The North Carolina Department of Commerce’s team of rural economic development professionals supports the RIA’s work. RIA members review and approve funding requests from local communities. Funding comes from a variety of specialized grant and loan programs offered and managed by N.C. Commerce’s Rural Economic Development Division, led by Assistant Secretary for Rural Development Kenny Flowers. Grants can support a variety of activities, including infrastructure development, building renovation, expansion and demolition, and site improvements.

“Rural infrastructure grants are examples of the strong, innovative collaboration between the state and local governments that have helped North Carolina to be recognized as America’s top state for business,” N.C. Commerce Secretary Machelle Baker Sanders said. “We are proud to partner with rural communities to bring new jobs and investment to all corners of our great state.”

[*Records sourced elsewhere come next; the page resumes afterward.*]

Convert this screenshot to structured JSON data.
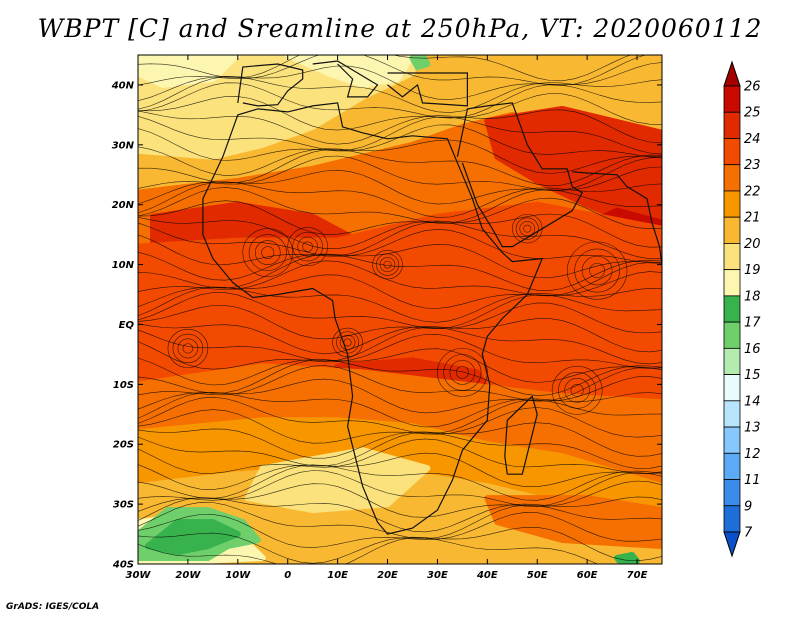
{
  "title": "WBPT [C] and Sreamline at 250hPa, VT: 2020060112",
  "credit": "GrADS: IGES/COLA",
  "map": {
    "lon_range": [
      -30,
      75
    ],
    "lat_range": [
      -40,
      45
    ],
    "lat_ticks": [
      {
        "value": 40,
        "label": "40N"
      },
      {
        "value": 30,
        "label": "30N"
      },
      {
        "value": 20,
        "label": "20N"
      },
      {
        "value": 10,
        "label": "10N"
      },
      {
        "value": 0,
        "label": "EQ"
      },
      {
        "value": -10,
        "label": "10S"
      },
      {
        "value": -20,
        "label": "20S"
      },
      {
        "value": -30,
        "label": "30S"
      },
      {
        "value": -40,
        "label": "40S"
      }
    ],
    "lon_ticks": [
      {
        "value": -30,
        "label": "30W"
      },
      {
        "value": -20,
        "label": "20W"
      },
      {
        "value": -10,
        "label": "10W"
      },
      {
        "value": 0,
        "label": "0"
      },
      {
        "value": 10,
        "label": "10E"
      },
      {
        "value": 20,
        "label": "20E"
      },
      {
        "value": 30,
        "label": "30E"
      },
      {
        "value": 40,
        "label": "40E"
      },
      {
        "value": 50,
        "label": "50E"
      },
      {
        "value": 60,
        "label": "60E"
      },
      {
        "value": 70,
        "label": "70E"
      }
    ]
  },
  "colorbar": {
    "labels": [
      "26",
      "25",
      "24",
      "23",
      "22",
      "21",
      "20",
      "19",
      "18",
      "17",
      "16",
      "15",
      "14",
      "13",
      "12",
      "11",
      "9",
      "7"
    ],
    "colors": [
      "#a50000",
      "#c80a00",
      "#e12a00",
      "#f24a00",
      "#f57000",
      "#f89600",
      "#f9b832",
      "#fbe27c",
      "#fdf6b0",
      "#37b24d",
      "#6fcf6a",
      "#b4ecb0",
      "#e8fcfc",
      "#b8e4fc",
      "#86c8fc",
      "#5aaaf5",
      "#3a8ce8",
      "#1e6ed9",
      "#0a50c8"
    ]
  }
}
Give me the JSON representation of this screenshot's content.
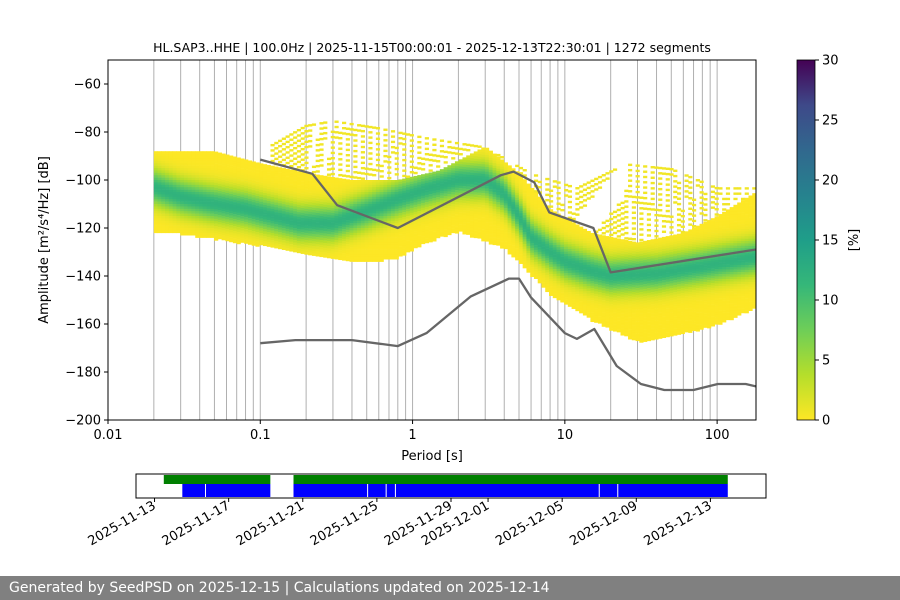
{
  "chart_data": [
    {
      "type": "heatmap",
      "title": "HL.SAP3..HHE | 100.0Hz | 2025-11-15T00:00:01 - 2025-12-13T22:30:01 | 1272 segments",
      "xlabel": "Period [s]",
      "ylabel": "Amplitude [m²/s⁴/Hz] [dB]",
      "x_scale": "log",
      "xlim": [
        0.01,
        180
      ],
      "ylim": [
        -200,
        -50
      ],
      "x_ticks": [
        0.01,
        0.1,
        1,
        10,
        100
      ],
      "x_tick_labels": [
        "0.01",
        "0.1",
        "1",
        "10",
        "100"
      ],
      "y_ticks": [
        -200,
        -180,
        -160,
        -140,
        -120,
        -100,
        -80,
        -60
      ],
      "y_tick_labels": [
        "−200",
        "−180",
        "−160",
        "−140",
        "−120",
        "−100",
        "−80",
        "−60"
      ],
      "grid": "vertical log grid lines",
      "heatmap": {
        "mode_curve": {
          "period": [
            0.02,
            0.03,
            0.05,
            0.08,
            0.12,
            0.18,
            0.3,
            0.5,
            0.8,
            1.2,
            2,
            3,
            4,
            5,
            6,
            8,
            10,
            15,
            20,
            40,
            80,
            180
          ],
          "db": [
            -103,
            -107,
            -110,
            -112,
            -115,
            -118,
            -118,
            -113,
            -108,
            -104,
            -100,
            -100,
            -106,
            -115,
            -124,
            -130,
            -134,
            -138,
            -140,
            -139,
            -136,
            -132
          ]
        },
        "band_upper": {
          "period": [
            0.02,
            0.05,
            0.1,
            0.2,
            0.4,
            0.8,
            1.5,
            3,
            5,
            8,
            15,
            30,
            60,
            100,
            180
          ],
          "db": [
            -88,
            -88,
            -93,
            -97,
            -100,
            -100,
            -96,
            -86,
            -97,
            -112,
            -122,
            -126,
            -122,
            -115,
            -105
          ]
        },
        "band_lower": {
          "period": [
            0.02,
            0.03,
            0.1,
            0.2,
            0.5,
            0.8,
            1.2,
            2,
            4,
            8,
            15,
            30,
            50,
            100,
            180
          ],
          "db": [
            -122,
            -122,
            -127,
            -131,
            -134,
            -132,
            -126,
            -121,
            -128,
            -147,
            -158,
            -167,
            -165,
            -160,
            -153
          ]
        },
        "sparse_upper": {
          "period": [
            0.12,
            0.2,
            0.3,
            0.6,
            1.2,
            3,
            6,
            12,
            25,
            50,
            100
          ],
          "db": [
            -85,
            -77,
            -75,
            -78,
            -82,
            -86,
            -97,
            -103,
            -93,
            -95,
            -103
          ]
        }
      },
      "nhnm": {
        "name": "",
        "period": [
          0.1,
          0.22,
          0.32,
          0.8,
          3.8,
          4.6,
          6.3,
          7.9,
          15.4,
          20,
          354.8
        ],
        "db": [
          -91.5,
          -97.4,
          -110.5,
          -120,
          -98,
          -96.5,
          -101,
          -113.5,
          -120,
          -138.5,
          -126
        ]
      },
      "nlnm": {
        "name": "",
        "period": [
          0.1,
          0.17,
          0.4,
          0.8,
          1.24,
          2.4,
          4.3,
          5,
          6,
          10,
          12,
          15.6,
          21.9,
          31.6,
          45,
          70,
          101,
          154,
          180
        ],
        "db": [
          -168,
          -166.7,
          -166.7,
          -169.2,
          -163.7,
          -148.6,
          -141.1,
          -141.1,
          -149,
          -163.8,
          -166.2,
          -162.1,
          -177.5,
          -185,
          -187.5,
          -187.5,
          -185,
          -185,
          -186
        ]
      }
    },
    {
      "type": "colorbar",
      "label": "[%]",
      "range": [
        0,
        30
      ],
      "ticks": [
        0,
        5,
        10,
        15,
        20,
        25,
        30
      ],
      "tick_labels": [
        "0",
        "5",
        "10",
        "15",
        "20",
        "25",
        "30"
      ],
      "colormap": "viridis_r"
    },
    {
      "type": "timeline",
      "xlim": [
        "2025-11-12T00:00",
        "2025-12-16T00:00"
      ],
      "tick_labels": [
        "2025-11-13",
        "2025-11-17",
        "2025-11-21",
        "2025-11-25",
        "2025-11-29",
        "2025-12-01",
        "2025-12-05",
        "2025-12-09",
        "2025-12-13"
      ],
      "tick_dates": [
        "2025-11-13",
        "2025-11-17",
        "2025-11-21",
        "2025-11-25",
        "2025-11-29",
        "2025-12-01",
        "2025-12-05",
        "2025-12-09",
        "2025-12-13"
      ],
      "coverage_green": [
        [
          "2025-11-13T12:00",
          "2025-11-19T06:00"
        ],
        [
          "2025-11-20T12:00",
          "2025-12-13T22:30"
        ]
      ],
      "coverage_blue": [
        [
          "2025-11-14T12:00",
          "2025-11-19T06:00"
        ],
        [
          "2025-11-20T12:00",
          "2025-12-13T22:30"
        ]
      ],
      "gaps": [
        "2025-11-15T18:00",
        "2025-11-24T12:00",
        "2025-11-25T12:00",
        "2025-11-26T00:00",
        "2025-12-07T00:00",
        "2025-12-08T00:00"
      ]
    }
  ],
  "colors": {
    "grid": "#b0b0b0",
    "noise_model": "#666666",
    "coverage_green": "#008000",
    "coverage_blue": "#0000ff",
    "footer_bg": "#808080"
  },
  "footer": {
    "text": "Generated by SeedPSD on 2025-12-15 | Calculations updated on 2025-12-14"
  }
}
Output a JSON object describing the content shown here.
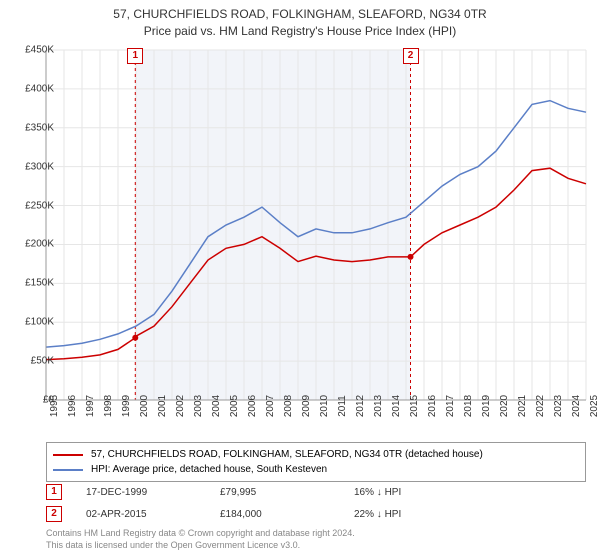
{
  "title": {
    "line1": "57, CHURCHFIELDS ROAD, FOLKINGHAM, SLEAFORD, NG34 0TR",
    "line2": "Price paid vs. HM Land Registry's House Price Index (HPI)"
  },
  "chart": {
    "type": "line",
    "background_color": "#ffffff",
    "plot_band_color": "#f2f4f9",
    "grid_color": "#e6e6e6",
    "axis_color": "#999999",
    "ylim": [
      0,
      450000
    ],
    "ytick_step": 50000,
    "yticks": [
      "£0",
      "£50K",
      "£100K",
      "£150K",
      "£200K",
      "£250K",
      "£300K",
      "£350K",
      "£400K",
      "£450K"
    ],
    "xlim": [
      1995,
      2025
    ],
    "xticks": [
      1995,
      1996,
      1997,
      1998,
      1999,
      2000,
      2001,
      2002,
      2003,
      2004,
      2005,
      2006,
      2007,
      2008,
      2009,
      2010,
      2011,
      2012,
      2013,
      2014,
      2015,
      2016,
      2017,
      2018,
      2019,
      2020,
      2021,
      2022,
      2023,
      2024,
      2025
    ],
    "series": [
      {
        "name": "57, CHURCHFIELDS ROAD, FOLKINGHAM, SLEAFORD, NG34 0TR (detached house)",
        "color": "#cc0000",
        "line_width": 1.5,
        "values": [
          [
            1995,
            52000
          ],
          [
            1996,
            53000
          ],
          [
            1997,
            55000
          ],
          [
            1998,
            58000
          ],
          [
            1999,
            65000
          ],
          [
            1999.96,
            79995
          ],
          [
            2000,
            82000
          ],
          [
            2001,
            95000
          ],
          [
            2002,
            120000
          ],
          [
            2003,
            150000
          ],
          [
            2004,
            180000
          ],
          [
            2005,
            195000
          ],
          [
            2006,
            200000
          ],
          [
            2007,
            210000
          ],
          [
            2008,
            195000
          ],
          [
            2009,
            178000
          ],
          [
            2010,
            185000
          ],
          [
            2011,
            180000
          ],
          [
            2012,
            178000
          ],
          [
            2013,
            180000
          ],
          [
            2014,
            184000
          ],
          [
            2015.25,
            184000
          ],
          [
            2016,
            200000
          ],
          [
            2017,
            215000
          ],
          [
            2018,
            225000
          ],
          [
            2019,
            235000
          ],
          [
            2020,
            248000
          ],
          [
            2021,
            270000
          ],
          [
            2022,
            295000
          ],
          [
            2023,
            298000
          ],
          [
            2024,
            285000
          ],
          [
            2025,
            278000
          ]
        ]
      },
      {
        "name": "HPI: Average price, detached house, South Kesteven",
        "color": "#5b7fc7",
        "line_width": 1.5,
        "values": [
          [
            1995,
            68000
          ],
          [
            1996,
            70000
          ],
          [
            1997,
            73000
          ],
          [
            1998,
            78000
          ],
          [
            1999,
            85000
          ],
          [
            2000,
            95000
          ],
          [
            2001,
            110000
          ],
          [
            2002,
            140000
          ],
          [
            2003,
            175000
          ],
          [
            2004,
            210000
          ],
          [
            2005,
            225000
          ],
          [
            2006,
            235000
          ],
          [
            2007,
            248000
          ],
          [
            2008,
            228000
          ],
          [
            2009,
            210000
          ],
          [
            2010,
            220000
          ],
          [
            2011,
            215000
          ],
          [
            2012,
            215000
          ],
          [
            2013,
            220000
          ],
          [
            2014,
            228000
          ],
          [
            2015,
            235000
          ],
          [
            2016,
            255000
          ],
          [
            2017,
            275000
          ],
          [
            2018,
            290000
          ],
          [
            2019,
            300000
          ],
          [
            2020,
            320000
          ],
          [
            2021,
            350000
          ],
          [
            2022,
            380000
          ],
          [
            2023,
            385000
          ],
          [
            2024,
            375000
          ],
          [
            2025,
            370000
          ]
        ]
      }
    ],
    "markers": [
      {
        "label": "1",
        "x": 1999.96,
        "y": 79995,
        "line_color": "#cc0000"
      },
      {
        "label": "2",
        "x": 2015.25,
        "y": 184000,
        "line_color": "#cc0000"
      }
    ],
    "plot_bands": [
      {
        "from": 1999.96,
        "to": 2015.25
      }
    ]
  },
  "legend": {
    "items": [
      {
        "color": "#cc0000",
        "label": "57, CHURCHFIELDS ROAD, FOLKINGHAM, SLEAFORD, NG34 0TR (detached house)"
      },
      {
        "color": "#5b7fc7",
        "label": "HPI: Average price, detached house, South Kesteven"
      }
    ]
  },
  "data_rows": [
    {
      "marker": "1",
      "date": "17-DEC-1999",
      "price": "£79,995",
      "delta": "16% ↓ HPI"
    },
    {
      "marker": "2",
      "date": "02-APR-2015",
      "price": "£184,000",
      "delta": "22% ↓ HPI"
    }
  ],
  "footer": {
    "line1": "Contains HM Land Registry data © Crown copyright and database right 2024.",
    "line2": "This data is licensed under the Open Government Licence v3.0."
  }
}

Nash County: A $1,681,230 grant will support a sewer and roadway expansion as part of the County’s effort to improve the Middlesex Corporate Centre industrial park, preparing the location for future job creation and private investment.

The Industrial Development Fund – Utility Account provides grants to local governments located in the 80 most economically distressed counties of the state, which are classified as either Tier 1 or Tier 2. Funds may be used for publicly owned infrastructure projects that are reasonably expected to result in new job creation. The IDF – Utility Account is funded through a process tied to the state’s signature Job Development Investment Grant (JDIG) program. When JDIG-awarded companies choose to locate or expand in a Tier 2 or Tier 3 county, a portion of that JDIG award is channeled into the Utility Account.